With this taken care of, the next priority for the staff was to find me something to eat as I had not had anything since Saturday lunch time. A salad was presented which I half-heartedly ate but the cup of tea that was also provided went down a treat. Then it was back to my room, where I was joined by the duty SHO who took down details of my medication, doses, and when they were taken. He was about to carry out a physical examination when he was called away to an emergency on another of the wards.

So, I was on the ward again. What differences did I see? Most of the staff were the same as when I was on the ward before so little had changed there. Unfortunately, they still seemed to spend the majority of their time in the office and rarely ventured out to interact with the patients. I was berated a couple of times for self-harming and told that I should have asked to speak to one of the nurses, but in my defence I have to say that the reason that I resorted to the self-harm was frustration at never being able to get to talk to a nurse when I needed to. there was also significant evidence of excessive use of force being used on patients, so significant that one of the patients was badly bruised and unnecessarily drugged when her only sin was to not be in her bed at midnight. She made a formal complaint to the consultant psychiatrist when she saw him the following day at ward round, and was discharged a few hours later because it was recognized that excessive force had been used and that it would be better if she were not on the ward when the night staff came on duty that night.

The other change that I saw on the ward was something that surprised me and made me wonder whether there were staff in the hospital, particularly on the Admissions Ward who had been reading my Tackling The Mental Health Minefield posts. And if they had, were they aware that I was Madsadgirl? At my first ward round I asked the consultant if I would be granted leave. He said yes, as I was an informal patient, without any hesitation, but did ask if I would do anything silly if I went out for an hour or two. I said that I wouldn't, but that getting out for a while was the only way that I could get the exercise that I needed (walking does help free up my hip when it is really bad) and that I wanted to be able to go to the shops to get myself a few bits and pieces that I hadn't brought with me. After I had been into ward round, the nurse who was doing that day's ward round went to the office to report that I had been given leave and could have it whenever I wanted it.
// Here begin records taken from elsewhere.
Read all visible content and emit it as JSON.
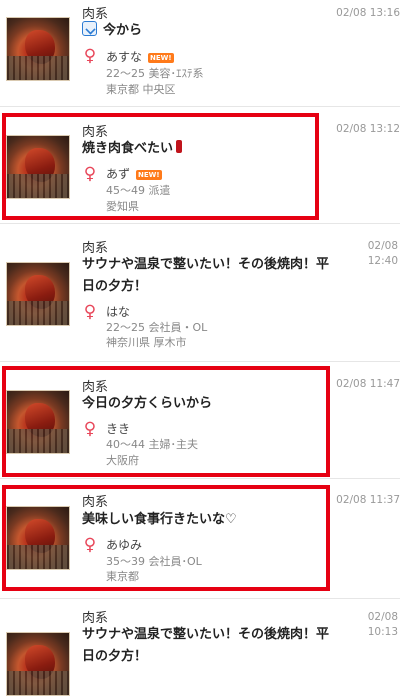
{
  "posts": [
    {
      "category": "肉系",
      "title": "今から",
      "time": "02/08 13:16",
      "name": "あすな",
      "new_badge": "NEW!",
      "age_job": "22～25 美容･ｴｽﾃ系",
      "location": "東京都 中央区"
    },
    {
      "category": "肉系",
      "title": "焼き肉食べたい",
      "time": "02/08 13:12",
      "name": "あず",
      "new_badge": "NEW!",
      "age_job": "45～49 派遣",
      "location": "愛知県"
    },
    {
      "category": "肉系",
      "title": "サウナや温泉で整いたい！その後焼肉！平日の夕方！",
      "time_date": "02/08",
      "time_clock": "12:40",
      "name": "はな",
      "age_job": "22～25 会社員・OL",
      "location": "神奈川県 厚木市"
    },
    {
      "category": "肉系",
      "title": "今日の夕方くらいから",
      "time": "02/08 11:47",
      "name": "きき",
      "age_job": "40～44 主婦･主夫",
      "location": "大阪府"
    },
    {
      "category": "肉系",
      "title": "美味しい食事行きたいな♡",
      "time": "02/08 11:37",
      "name": "あゆみ",
      "age_job": "35～39 会社員･OL",
      "location": "東京都"
    },
    {
      "category": "肉系",
      "title": "サウナや温泉で整いたい！その後焼肉！平日の夕方！",
      "time_date": "02/08",
      "time_clock": "10:13"
    }
  ],
  "gender_symbol": "♀",
  "colors": {
    "highlight": "#e60012",
    "female": "#e8475a",
    "new_badge": "#ff7a1a"
  },
  "icons": [
    "square-check-icon",
    "mobile-phone-icon",
    "female-icon"
  ]
}
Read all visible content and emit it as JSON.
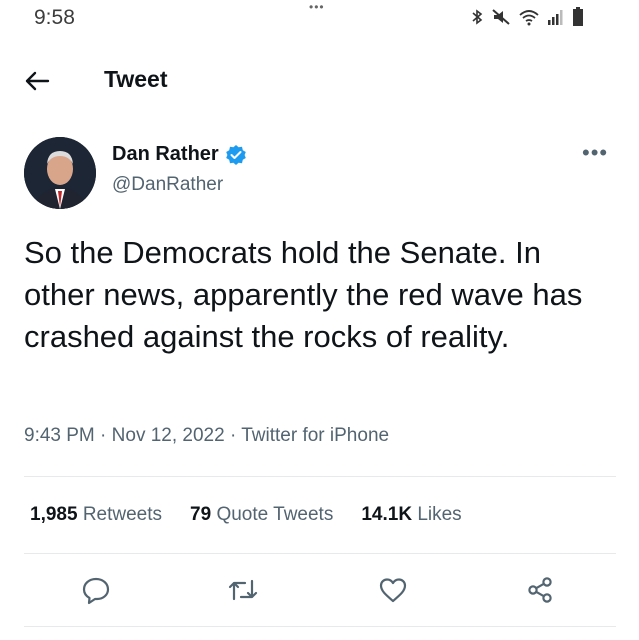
{
  "status_bar": {
    "time": "9:58",
    "notch_dots": "•••",
    "icons": [
      "bluetooth-icon",
      "mute-icon",
      "wifi-icon",
      "signal-icon",
      "battery-icon"
    ]
  },
  "header": {
    "back_icon": "arrow-left-icon",
    "title": "Tweet"
  },
  "tweet": {
    "author_name": "Dan Rather",
    "verified": true,
    "handle": "@DanRather",
    "text": "So the Democrats hold the Senate. In other news, apparently the red wave has crashed against the rocks of reality.",
    "time": "9:43 PM",
    "date": "Nov 12, 2022",
    "source": "Twitter for iPhone",
    "separator": "·"
  },
  "stats": {
    "retweets_count": "1,985",
    "retweets_label": "Retweets",
    "quotes_count": "79",
    "quotes_label": "Quote Tweets",
    "likes_count": "14.1K",
    "likes_label": "Likes"
  },
  "actions": [
    "reply-icon",
    "retweet-icon",
    "like-icon",
    "share-icon"
  ],
  "colors": {
    "accent": "#1d9bf0",
    "secondary_text": "#536471",
    "primary_text": "#0f1419",
    "divider": "#e7e9ea"
  }
}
When I went to inquire about when the next cigarette break would be I was handed a lighter and allowed to go out into the garden by myself. When I had asked for this when I was in hospital the first time, although the consultant had said yes, the nurses had said that it was not possible. Can my posts have been responsible for the change? It's possible, and if they were then I have at least managed to make one change to the way that patients are treated on this ward, for it was not long before another of the patients was able to also partake of this little luxury.

2 comments:

DeeDee Ramona said...

I'm glad things went better for you this time.

The A&E thing is - in Dublin anyway, they used to triage A&E folks based on "most likely to drop dead or get worse if not seen right this second" - ie those who are bleeding, have chest pain or head injuries get seen first, everyone else waits.

my great-aunt waited for 24 hours to be seen about 10 years ago with a broken arm for this reason as all the Sat-night-specials went first, then Sunday morning sports concussions.

I suspect your blog has been read. In fact I'm pretty sure you were in the same area as that Frontier Psychiatrist practices in and I bet he reads your blog.

Anonymous said...

Wow, in the hospitals there they mental patients lighters and let them go outside alone? That's unheard of here...

But waiting around forever in the ER seems to be pretty much universal.